F.D. : Effectivement. L’interdisciplinarité est même essentielle au développement durable du secteur maritime, ce qui est d’ailleurs souhaité par la Stratégie maritime. Les enjeux liés au domaine maritime sont tellement complexes qu’ils peuvent faire intervenir des connaissances autant en biologie, en physique, en chimie que des connaissances liées aux populations riveraines et aux dimensions économiques. Si nous isolons une seule de ces dimensions, nous n’arrivons pas à des solutions intégrées, adaptées et acceptables. Par exemple, l’augmentation du transport maritime de marchandises et de ressources sur le fleuve peut avoir des conséquences sur plusieurs plans. Les infrastructures portuaires et logistiques, d’une part, doivent être en mesure d’accueillir cette croissance économique profitable pour le Québec. D’autre part, la dynamique accrue des vagues engendrée par l’accroissement de la navigation peut dans certaines circonstances avoir des impacts sur l’érosion des berges, affectant les écosystèmes et les populations côtières. Finalement, les populations animales qui vivent dans le fleuve et qui supportent les industries de la pêche et du tourisme peuvent à leur tour être affectées par un trafic maritime accru. Bref, les environnements et les enjeux sont interconnectés et ne peuvent être considérés en silos dans une approche de développement maritime durable. Pour avoir une idée juste et complète de tels enjeux, il est important qu’il y ait des recherches de pointe afin de bien les cerner.
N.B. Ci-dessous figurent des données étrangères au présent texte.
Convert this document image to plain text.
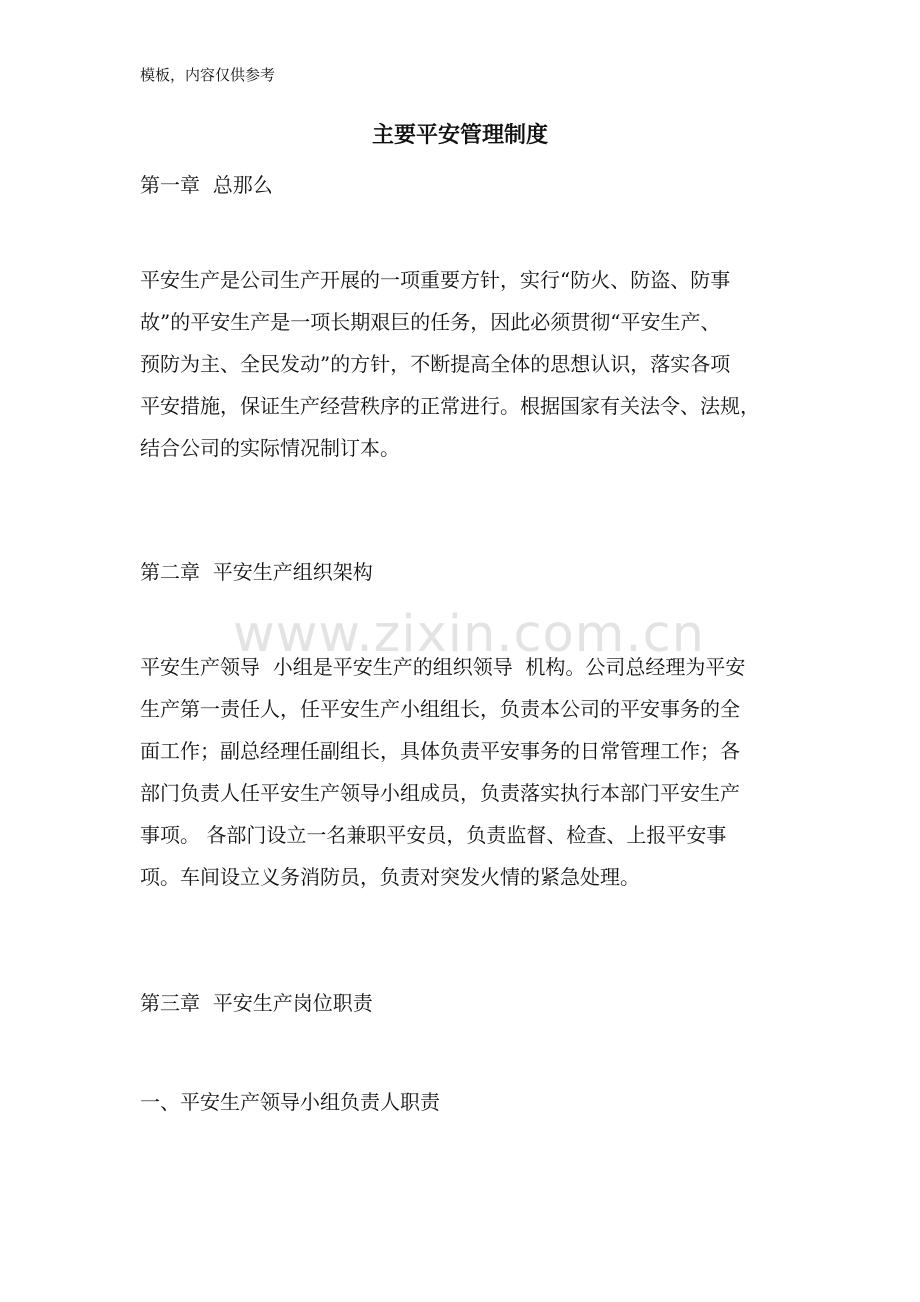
www.zixin.com.cn
模板，内容仅供参考
主要平安管理制度
第一章  总那么
平安生产是公司生产开展的一项重要方针，实行“防火、防盗、防事
故”的平安生产是一项长期艰巨的任务，因此必须贯彻“平安生产、
预防为主、全民发动”的方针，不断提高全体的思想认识，落实各项
平安措施，保证生产经营秩序的正常进行。根据国家有关法令、法规，
结合公司的实际情况制订本。
第二章  平安生产组织架构
平安生产领导  小组是平安生产的组织领导  机构。公司总经理为平安
生产第一责任人，任平安生产小组组长，负责本公司的平安事务的全
面工作；副总经理任副组长，具体负责平安事务的日常管理工作；各
部门负责人任平安生产领导小组成员，负责落实执行本部门平安生产
事项。 各部门设立一名兼职平安员，负责监督、检查、上报平安事
项。车间设立义务消防员，负责对突发火情的紧急处理。
第三章  平安生产岗位职责
一、平安生产领导小组负责人职责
D’où l’importance de favoriser une approche interdisciplinaire et de faire en sorte que les experts des différentes universités et centres de recherche puissent bénéficier d’un cadre leur permettant de travailler ensemble, de partager leurs données et leurs infrastructures. C’est ce que le Réseau Québec Maritime et l’Institut France-Québec pour la coopération scientifique dans le domaine maritime permettront de faire à une échelle nationale et internationale.

L’U : En terminant, quels seront les retombées pour les régions desservies par l’UQAR ?

Nous retrouvons une imposante masse critique de centres de recherche et d’organisations vouées au développement maritime sur notre territoire, que ce soit au sein d’Innovation Maritime, de Merinov, du Centre de recherche sur les biotechnologies marines, de l’Institut Maurice-Lamontagne, du Centre interdisciplinaire de cartographie des océans, de l’Institut maritime du Québec, de la Technopole Maritime du Québec, pour n’en nommer que quelques-uns. Le RQM donnera certes une visibilité accrue et une impulsion marquée aux travaux qui y sont réalisés grâce aux alliances et aux projets interinstitutionnels novateurs qui seront développés par les organisations et les chercheurs membres du Réseau. Ainsi, le RQM permettra aux organisations, même en région, d’avoir un positionnement stratégique de premier plan pour accéder à de nouvelles sources de financement de même qu’à de nouvelles occasions pour valoriser leurs réalisations.